Dear Amtrak: Learn How to Price Your Service

Apparently you neglected to read my last letter, but with the fast approach of National Train Day and the increase in oil prices making your services slightly more competitive, I thought it might be helpful to bring up the topic again.

Your pricing skills suck. Are you intentionally trying to lose money and ridership?

Suppose that a family of four — or six — wanted to travel to Disney World from New York. This is a not uncommon occurrence, and provides the basis for over 250 flights per day by many airlines from more than five airports in the New York metropolitan area. The cost of air travel is currently going up, up, up due to some small upset over in the oil-producing regions, so where a seat on JetBlue from JFK to MCO would once have cost $50, it’s now between $100 and $150. This is an opportunity! And you’re missing it!

And you’re missing it in a big way. Look, I understand that it takes capital to improve infrastructure, and that you’re hobbled by riding on tracks owned by others, but it’s almost like you’ve intentionally set your prices to encourage folks to drive. For me to take a family of six to Disney World by plane costs almost as much as staying in one of Disney’s “moderate” resorts and going to all of the parks every day of my visit, so I, and many others, might be looking for a slightly less wallet-reducing option. And the first thing that comes to mind is driving. But who wants to drive the first 24 hours of their vacation? Or, who wants to spend three days driving, two days there, and three days driving back? No one. But the other option is too expensive. Buses? Ha! That’s worse than driving, especially with little kids. How about the train?
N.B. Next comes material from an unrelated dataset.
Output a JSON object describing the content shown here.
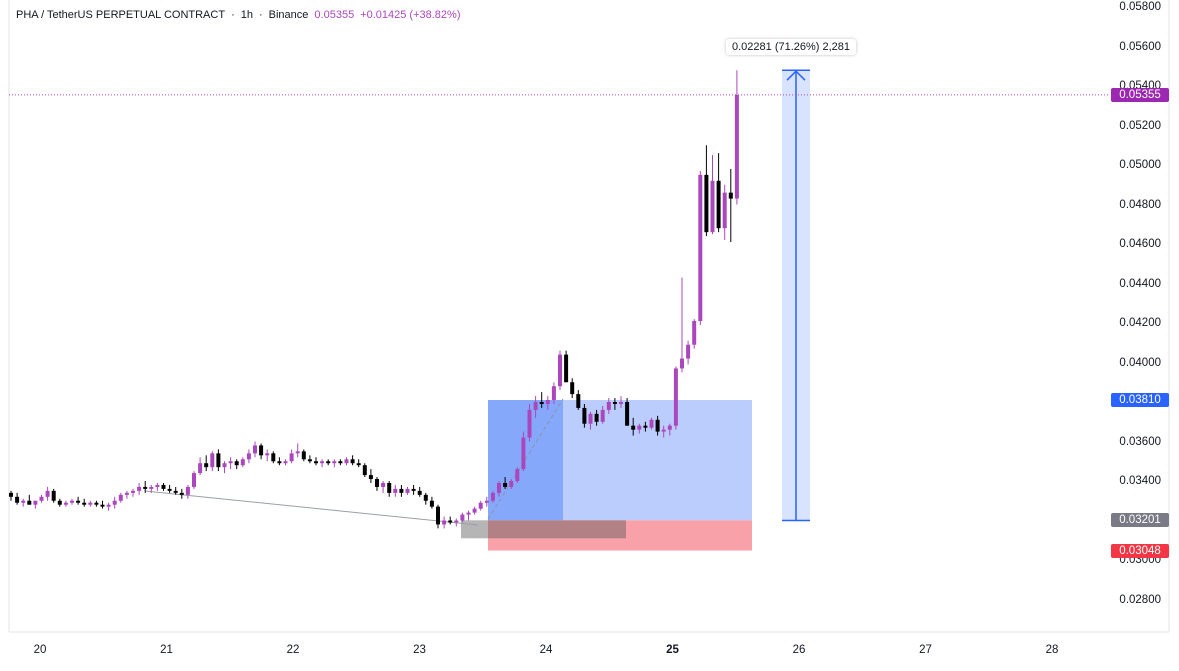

This is where you’re completely missing the opportunity. The cost per seat from, for example, New York Penn Station to Orlando is $106 per person for a 21 hour trip. That’s slightly cheaper than the more expensive JetBlue seat, but you forget the time differential. Time is, after all, money, which is why travelers choose to fly on JetBlue for 2 hours for $150 instead of suffer on Amtrak for 21 hours for $106. You need to take your utter inability to get anywhere fast into account when pricing your service. And when you’re more expensive, even if only by $7, than the cheapest option, you completely lose. No one wants to pay more money for the privilege of getting somewhere slower.

Yet the cost of airfare gets worse as one moves away from hub airports. This is where you have an advantage. It costs less to feed from Poughkeepsie to New York and thence to Orlando than it does for JetBlue to fly direct from Newburgh to Orlando. In terms of convenience for me, I’d much rather leave from Poughkeepsie than from JFK. If you can get your prices down to something approaching the cost of gasoline plus a hotel room, you might have a fighting chance in earning my dollar. But then you totally destroy any opportunity you had with the sleeper options. $358 for a room for two people? $658 for a slightly larger one? What? You think you’re a hotel on Times Square? I’m just looking for a contained, flat place for my kids to lie down so that they don’t spend the night in the bar car.

You have two options: lower your prices, or build faster trains. Because we’re sure as Hell not going to pay $658 for two cots or $640 for uncomfortable seats when we could pay less than that on gas and a swank room at the Holiday Inn Express.